Glaciers scrape and erode rock, transporting it away in their flow to create landscapes with features such as faceted clasts, striations grooves and glacial pavements. Furthermore, they leave behind landforms such as corries and aretes (spiky ridges), pyramidal peaks and ribbon lakes – leaving their mark upon our landscapes forevermore.
Rocks vary considerably in how they erode. Softer rocks tend to erode more quickly than harder varieties.
Plucking
Glaciers leave behind evidence of where glaciers once passed, from leaving subtle grooves that later fill with water to form lakes and streams, to plucking chunks from mountains to form knife-edge features called aretes. Glacial erosion leaves behind all sorts of telltale clues for scientists that allow them to pinpoint exactly where glaciers passed over land masses.
Separating glacial, fluvial, and marine deposits that appear similar can be an immense challenge. Another issue involves determining what kind of glacier created the bedrock beneath.
Plucking is a type of glacial erosion found in valley glaciers. When these valley glaciers melt and infiltrate rock joints or cracks with basal ice, cracks widen, loosen, or even break apart over time; large pieces known as joint blocks form. Plucking also smoothes rock surfaces through polishing; an additional process.
Abrasion
As glaciers erode the landscape, they pluck rocks from bedrock and drag them along, producing rock flour or “glacial polish”, along with striations and grooves in bedrock. Furthermore, this abrasion loosens bits of rock that fall away from their bedrock surroundings to be carried along on melting glaciers; these are known as erratics which often differ in size, shape and origin from their bedrock surroundings; melting glaciers eventually collect these erratics to deposit in different locations – leading to landforms such as cirques and troughs.
Glacial erosion differs significantly from its more familiar fluvial counterparts such as rivers and streams in terms of both movement and intensity of rock erosion, thanks to being made of sharper ice particles. These differences give glaciated valleys and their associated depressions known as cirques their signature zigzag pattern that creates characteristic zigzag features on long profiles of glaciated valleys and their accompanying zigzag-patterned profiles that mark long profiles along their lengths.
Striations
Glaciers scrape the bedrock surface as they move across it, leaving long parallel lines known as striations which provide geologists with important information about glacier movement.
Striations on glacier surface rocks provide us with information about which direction the glacier was traveling when it cut them, while geologists can use striations patterns to reconstruct a glacier base position.
Glaciers may not be effective erosive agents on their own, but when coupled with rock fragments embedded within, their efficacy increases dramatically despite having only minimal contact force with rock surfaces. The result can be significant abrading forces that significantly outstrip those generated by regular erosion agents like soil.
Nonglaciated valleys typically take on V-shapes while glaciated ones can often take U shapes. V-shaped valleys create steep sides which make it harder for glacial ice to reach and grind away at rocks near the bottom, while U shaped ones allow more effective ice erosion processes – key indicators of how glaciers influence landscape shape.
Landforms
Glaciers leave behind various erosional landforms when they scrape across bedrock surfaces, such as faceted clasts, glacial striations grooves (known as glacial striations striations ), rock flour as well as more complex features like U-shaped valleys, horns horn lakes and moraines.
Glacial erosion is more rapid and intense than river erosion due to two primary factors.
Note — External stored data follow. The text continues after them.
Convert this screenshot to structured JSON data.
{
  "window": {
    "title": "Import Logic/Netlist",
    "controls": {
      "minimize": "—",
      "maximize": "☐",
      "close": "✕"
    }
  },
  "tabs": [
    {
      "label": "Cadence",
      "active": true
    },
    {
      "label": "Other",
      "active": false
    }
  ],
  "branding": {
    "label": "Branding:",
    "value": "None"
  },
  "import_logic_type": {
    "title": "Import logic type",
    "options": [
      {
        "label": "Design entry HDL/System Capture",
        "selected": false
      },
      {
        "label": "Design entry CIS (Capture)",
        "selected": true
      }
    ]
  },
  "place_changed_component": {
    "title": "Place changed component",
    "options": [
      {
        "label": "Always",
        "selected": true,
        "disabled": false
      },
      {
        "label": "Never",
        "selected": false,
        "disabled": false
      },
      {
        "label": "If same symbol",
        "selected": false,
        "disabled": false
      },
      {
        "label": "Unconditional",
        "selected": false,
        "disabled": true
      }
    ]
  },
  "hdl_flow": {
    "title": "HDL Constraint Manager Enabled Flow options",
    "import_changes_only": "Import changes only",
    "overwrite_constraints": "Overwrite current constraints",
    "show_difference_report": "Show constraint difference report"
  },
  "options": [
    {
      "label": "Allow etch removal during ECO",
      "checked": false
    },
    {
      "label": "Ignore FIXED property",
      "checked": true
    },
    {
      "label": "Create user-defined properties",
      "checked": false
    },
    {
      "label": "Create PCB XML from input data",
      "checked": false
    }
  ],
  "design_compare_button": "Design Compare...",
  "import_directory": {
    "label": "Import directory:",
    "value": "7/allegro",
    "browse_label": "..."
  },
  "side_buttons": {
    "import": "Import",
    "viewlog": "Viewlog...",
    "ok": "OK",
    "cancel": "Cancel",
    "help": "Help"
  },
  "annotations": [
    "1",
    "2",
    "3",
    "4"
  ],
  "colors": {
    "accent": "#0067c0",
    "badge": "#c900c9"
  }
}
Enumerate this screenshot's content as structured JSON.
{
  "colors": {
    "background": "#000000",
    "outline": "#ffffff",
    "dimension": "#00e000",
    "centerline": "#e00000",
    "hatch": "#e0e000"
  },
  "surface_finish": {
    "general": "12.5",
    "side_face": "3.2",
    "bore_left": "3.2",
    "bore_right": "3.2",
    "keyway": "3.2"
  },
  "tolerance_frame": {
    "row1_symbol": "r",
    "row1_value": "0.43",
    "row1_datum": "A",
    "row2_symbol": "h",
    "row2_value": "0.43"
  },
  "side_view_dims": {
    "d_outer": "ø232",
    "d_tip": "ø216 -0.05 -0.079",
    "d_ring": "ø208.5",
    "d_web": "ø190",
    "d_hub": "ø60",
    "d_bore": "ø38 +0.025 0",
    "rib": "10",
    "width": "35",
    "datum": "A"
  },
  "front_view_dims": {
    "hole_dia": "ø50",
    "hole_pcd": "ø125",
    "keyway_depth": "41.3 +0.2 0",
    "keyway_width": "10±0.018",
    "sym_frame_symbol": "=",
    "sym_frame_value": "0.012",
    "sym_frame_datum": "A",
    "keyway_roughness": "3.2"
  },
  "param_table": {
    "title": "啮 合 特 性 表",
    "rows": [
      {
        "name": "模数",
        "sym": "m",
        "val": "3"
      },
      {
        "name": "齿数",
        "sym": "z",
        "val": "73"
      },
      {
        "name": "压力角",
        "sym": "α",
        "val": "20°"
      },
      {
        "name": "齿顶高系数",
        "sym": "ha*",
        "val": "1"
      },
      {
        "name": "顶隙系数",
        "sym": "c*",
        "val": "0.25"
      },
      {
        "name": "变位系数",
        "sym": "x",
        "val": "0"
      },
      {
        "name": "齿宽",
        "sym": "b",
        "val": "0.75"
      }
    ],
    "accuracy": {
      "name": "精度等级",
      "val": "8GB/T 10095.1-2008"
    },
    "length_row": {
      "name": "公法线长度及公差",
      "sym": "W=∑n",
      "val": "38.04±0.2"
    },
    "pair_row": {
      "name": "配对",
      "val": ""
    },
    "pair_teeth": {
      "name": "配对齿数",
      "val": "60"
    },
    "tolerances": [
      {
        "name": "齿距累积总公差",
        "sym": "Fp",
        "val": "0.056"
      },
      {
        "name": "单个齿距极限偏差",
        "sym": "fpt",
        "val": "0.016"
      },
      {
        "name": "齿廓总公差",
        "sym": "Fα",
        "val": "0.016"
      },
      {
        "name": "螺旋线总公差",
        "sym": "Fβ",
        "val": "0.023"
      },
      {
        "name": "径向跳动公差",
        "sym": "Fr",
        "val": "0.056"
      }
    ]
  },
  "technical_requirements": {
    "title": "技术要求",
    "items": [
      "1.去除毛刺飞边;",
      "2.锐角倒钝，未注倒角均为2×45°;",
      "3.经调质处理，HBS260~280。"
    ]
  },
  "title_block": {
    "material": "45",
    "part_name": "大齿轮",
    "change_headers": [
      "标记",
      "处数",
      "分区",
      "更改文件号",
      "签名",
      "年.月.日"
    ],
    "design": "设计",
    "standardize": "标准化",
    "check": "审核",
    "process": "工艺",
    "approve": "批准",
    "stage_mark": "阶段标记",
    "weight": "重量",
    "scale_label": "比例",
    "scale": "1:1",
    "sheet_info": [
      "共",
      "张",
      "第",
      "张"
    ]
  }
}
First, glaciers move constantly while their ice is much sharper than river sediment.
These characteristics also mean that erosional patterns can be difficult to discern over short (10-4 year) timescales, particularly for studies of abrupt warming where increased melt runoff accesses previously buried subglacial material at rates orders of magnitude above what would normally be considered normal2. It takes patience to decipher what the erosional signatures are; even so, it is vitally important that one be aware of all processes at work in any particular instance.